New Figures Don’t Merit a Clampdown

Jack Riley is the director of the criminal justice research program at Rand

According to news reports, government officials now think that cocaine production and importation estimates may be substantially off the mark. Setting aside the issue of whether these new estimates are more trustworthy than the estimates they replace, the new figures will raise predictable calls to increase border enforcement, crop eradication and suppression efforts in producing countries.

Before the mix of drug control policies is reconsidered, however, there are some factors to bear in mind:

* Cocaine production and imports have not suddenly changed. Cocaine producers and traffickers have been slowly adapting to U.S. anti-drug strategies, but our ability to measure or understand that has lagged behind the speed of the adaptations. The new figures may make it appear that the U.S. is being flooded with new cocaine imports, but a review of U.S. cocaine use trends and developments in international markets indicates otherwise.

* The only estimates that matter are those of the number of users and the consequences of their use. Importation of cocaine is driven by demand for the drug. That is, the more users, and the more the average user consumes, the more that will be smuggled in.


However, there is abundant good news on the user front in the United States. Surveys of juveniles and young adults show that fewer are reporting recent or frequent use of cocaine than at almost any other time in recent years. Cocaine use among the general population, as captured in the National Household Survey on Drug Abuse, has been dropping slowly for years and remains substantially below the peaks recorded in the late 1980s and early 1990s.

Drug-test results among arrested suspects show sharp declines in measured cocaine use in a number of key cities, including New York, Detroit and Washington. Moreover, much of the drop in overall cocaine use, particularly among the arrested population, appears among crack users, and declines in crack use have contributed to the declines in crime felt in many parts of the country. In short, nearly every indicator demonstrates substantial progress in reducing cocaine use.
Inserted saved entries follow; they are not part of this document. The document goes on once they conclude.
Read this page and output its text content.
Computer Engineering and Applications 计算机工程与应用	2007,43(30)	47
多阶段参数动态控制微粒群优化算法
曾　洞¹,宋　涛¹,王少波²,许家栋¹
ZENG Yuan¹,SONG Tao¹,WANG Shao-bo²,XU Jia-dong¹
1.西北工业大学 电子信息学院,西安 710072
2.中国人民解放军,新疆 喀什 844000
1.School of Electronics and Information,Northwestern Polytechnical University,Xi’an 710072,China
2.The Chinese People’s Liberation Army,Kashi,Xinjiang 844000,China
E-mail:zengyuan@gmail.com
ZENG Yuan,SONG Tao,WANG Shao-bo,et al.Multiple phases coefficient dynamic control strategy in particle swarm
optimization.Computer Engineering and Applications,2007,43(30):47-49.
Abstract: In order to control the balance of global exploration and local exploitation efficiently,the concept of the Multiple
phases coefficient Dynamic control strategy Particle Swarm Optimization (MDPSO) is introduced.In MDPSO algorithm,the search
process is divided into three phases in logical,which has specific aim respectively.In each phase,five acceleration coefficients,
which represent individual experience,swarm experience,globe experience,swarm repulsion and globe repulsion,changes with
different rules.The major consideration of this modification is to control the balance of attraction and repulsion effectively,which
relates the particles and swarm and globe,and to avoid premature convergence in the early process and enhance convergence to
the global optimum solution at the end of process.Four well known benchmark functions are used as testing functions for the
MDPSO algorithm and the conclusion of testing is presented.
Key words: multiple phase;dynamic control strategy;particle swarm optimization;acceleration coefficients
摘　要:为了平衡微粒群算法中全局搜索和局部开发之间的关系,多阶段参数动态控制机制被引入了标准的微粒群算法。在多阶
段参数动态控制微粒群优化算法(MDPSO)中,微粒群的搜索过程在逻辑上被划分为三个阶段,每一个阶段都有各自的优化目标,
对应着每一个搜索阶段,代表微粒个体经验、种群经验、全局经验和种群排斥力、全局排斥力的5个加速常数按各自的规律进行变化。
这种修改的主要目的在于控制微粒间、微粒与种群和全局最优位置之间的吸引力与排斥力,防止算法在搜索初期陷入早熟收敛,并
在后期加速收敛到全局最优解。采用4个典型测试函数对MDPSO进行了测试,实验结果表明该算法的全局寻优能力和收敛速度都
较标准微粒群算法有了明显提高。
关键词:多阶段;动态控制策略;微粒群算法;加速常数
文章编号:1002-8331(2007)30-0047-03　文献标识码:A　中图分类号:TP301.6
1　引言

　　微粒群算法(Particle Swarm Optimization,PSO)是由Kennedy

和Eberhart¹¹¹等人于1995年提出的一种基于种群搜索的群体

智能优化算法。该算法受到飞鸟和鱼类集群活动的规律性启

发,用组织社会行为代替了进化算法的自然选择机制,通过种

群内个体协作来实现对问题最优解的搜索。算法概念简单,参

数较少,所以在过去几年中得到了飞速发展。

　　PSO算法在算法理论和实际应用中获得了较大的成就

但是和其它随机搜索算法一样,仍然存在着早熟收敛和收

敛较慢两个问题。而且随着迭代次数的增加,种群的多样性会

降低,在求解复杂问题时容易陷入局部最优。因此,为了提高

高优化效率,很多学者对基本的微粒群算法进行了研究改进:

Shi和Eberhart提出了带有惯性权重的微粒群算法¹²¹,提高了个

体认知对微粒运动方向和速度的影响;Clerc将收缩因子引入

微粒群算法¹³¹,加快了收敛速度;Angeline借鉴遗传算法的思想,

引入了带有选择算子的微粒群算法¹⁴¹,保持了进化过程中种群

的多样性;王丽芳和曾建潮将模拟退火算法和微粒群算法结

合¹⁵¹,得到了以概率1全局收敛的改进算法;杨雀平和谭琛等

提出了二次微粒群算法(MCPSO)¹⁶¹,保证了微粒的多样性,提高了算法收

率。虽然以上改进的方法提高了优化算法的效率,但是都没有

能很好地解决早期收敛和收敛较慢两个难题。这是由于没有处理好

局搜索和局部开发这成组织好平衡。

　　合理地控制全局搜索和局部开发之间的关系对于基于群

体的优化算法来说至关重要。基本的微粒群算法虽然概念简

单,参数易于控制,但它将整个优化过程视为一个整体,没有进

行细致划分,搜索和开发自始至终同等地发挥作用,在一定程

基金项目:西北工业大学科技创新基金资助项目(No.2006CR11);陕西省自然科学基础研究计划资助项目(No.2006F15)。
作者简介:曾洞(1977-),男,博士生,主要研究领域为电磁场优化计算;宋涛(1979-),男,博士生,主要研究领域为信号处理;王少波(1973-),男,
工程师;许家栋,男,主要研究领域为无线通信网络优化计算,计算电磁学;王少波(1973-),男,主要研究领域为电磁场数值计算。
* If cocaine use in the United States is holding steady or declining and yet more of it is being produced than we thought, where is it all going? Unfortunately, there is growing evidence that cocaine use is becoming worse globally.

A recent report by the National Institute of Justice showed that nearly 10% of the arrested suspects in England were positive by urinalysis for cocaine at the time of arrest. Other reports show that cocaine use among arrested suspects is even higher in parts of Latin America.


One reason that information about global cocaine consumption is lagging is because few countries other than the U.S. make systematic attempts to quantify drug use. The higher cocaine production estimates that result from the changed methodology should serve as a warning call to other nations that this cocaine is going someplace, but the quality and breadth of the U.S. data lead one to safely conclude that it is not yet being used in the United States.

* Supply control programs have been credited with reducing cocaine use by restricting availability, increasing prices and deterring dealing, but the new production figures, if true, call into question the logic of such assertions. Clearly, U.S. cocaine markets cannot be supply-constrained if there is actually twice as much being produced as previously thought and yet cocaine use is declining.

The real reasons for reduced cocaine use can be found in changing demand and changing user populations. The cocaine epidemic in the U.S. is now 15 years old. The original users are now aging and dying, or have been incarcerated so that their drug-using careers have been disrupted, or are seeking treatment (sometimes with a push from the criminal justice system) to curb their addiction. Moreover, potential new users have witnessed these effects and have thus been deterred from initiating use.

Given that the real reasons for declines in cocaine use have almost nothing to do with restrictions on availability, the latest news on production figures, while alarming, are weak justification for boosting border enforcement, crop eradication and suppression efforts in drug-producing countries at the expense of the other components of a balanced drug-control strategy.